Florida residents take note - Florida lawmakers have amended Florida Statute 732.401 to implement sweeping changes to Florida's homestead laws with regard to descent and distribution of a primary homestead residence.
Under current law a Florida resident who is survived by a spouse and adult children must leave his or her primary homestead residence to the surviving spouse, outright and with no strings attached, unless the surviving spouse has waived the right to inherit the homestead in a prenuptial or postnuptial agreement. If the couple has not entered into a prenuptial or postnuptial agreement and the surviving spouse is left anything less than 100% of the homestead, then Florida law requires that the surviving spouse will receive a life estate in the property and the children will receive the remainder. The end result is that the surviving spouse cannot sell the property without the consent of the children and, furthermore, cannot force the children to agree to sell the property through a partition action. This also means that for the remainder of his or her lifetime the surviving spouse will be stuck with paying all of the bills required to properly maintain the homestead, including all property taxes and assessments, necessary repairs, and insurance.

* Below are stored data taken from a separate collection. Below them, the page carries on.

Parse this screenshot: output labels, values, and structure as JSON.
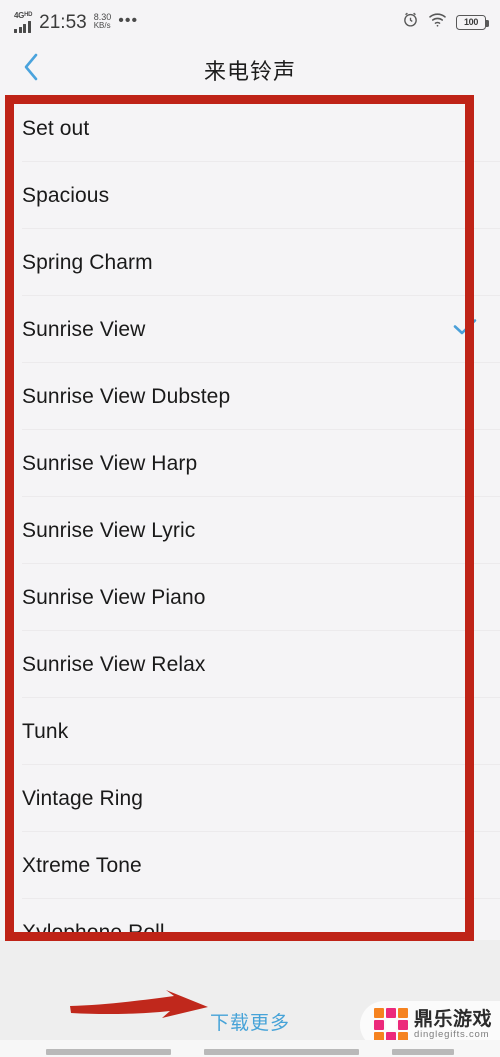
{
  "statusbar": {
    "network_type": "4G",
    "network_badge": "HD",
    "time": "21:53",
    "speed_value": "8.30",
    "speed_unit": "KB/s",
    "overflow": "•••",
    "alarm_icon": "alarm-clock-icon",
    "wifi_icon": "wifi-icon",
    "battery_level": "100"
  },
  "header": {
    "back_icon": "chevron-left-icon",
    "title": "来电铃声"
  },
  "ringtones": {
    "selected": "Sunrise View",
    "check_color": "#4a9fd8",
    "items": [
      {
        "label": "Set out",
        "selected": false
      },
      {
        "label": "Spacious",
        "selected": false
      },
      {
        "label": "Spring Charm",
        "selected": false
      },
      {
        "label": "Sunrise View",
        "selected": true
      },
      {
        "label": "Sunrise View Dubstep",
        "selected": false
      },
      {
        "label": "Sunrise View Harp",
        "selected": false
      },
      {
        "label": "Sunrise View Lyric",
        "selected": false
      },
      {
        "label": "Sunrise View Piano",
        "selected": false
      },
      {
        "label": "Sunrise View Relax",
        "selected": false
      },
      {
        "label": "Tunk",
        "selected": false
      },
      {
        "label": "Vintage Ring",
        "selected": false
      },
      {
        "label": "Xtreme Tone",
        "selected": false
      },
      {
        "label": "Xylophone Roll",
        "selected": false
      }
    ]
  },
  "footer": {
    "download_more": "下载更多",
    "link_color": "#46a3d8"
  },
  "watermark": {
    "brand_cn": "鼎乐游戏",
    "url": "dinglegifts.com",
    "color_orange": "#F5821F",
    "color_pink": "#EC297B"
  },
  "annotations": {
    "highlight_color": "#bf2317",
    "box_target": "ringtone-list",
    "arrow_target": "download-more-link"
  }
}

In order to give Florida surviving spouses relief from what can become an onerous burden, amended Florida statute 732.401 gives a surviving spouse left with a life estate in the homestead the option to take a 50% tenant in common interest in the property instead of a life estate which, in turn, will give the surviving spouse the right to force the sale of the property through a partition action. The new law goes into effect for deaths occurring on or after October 1, 2010.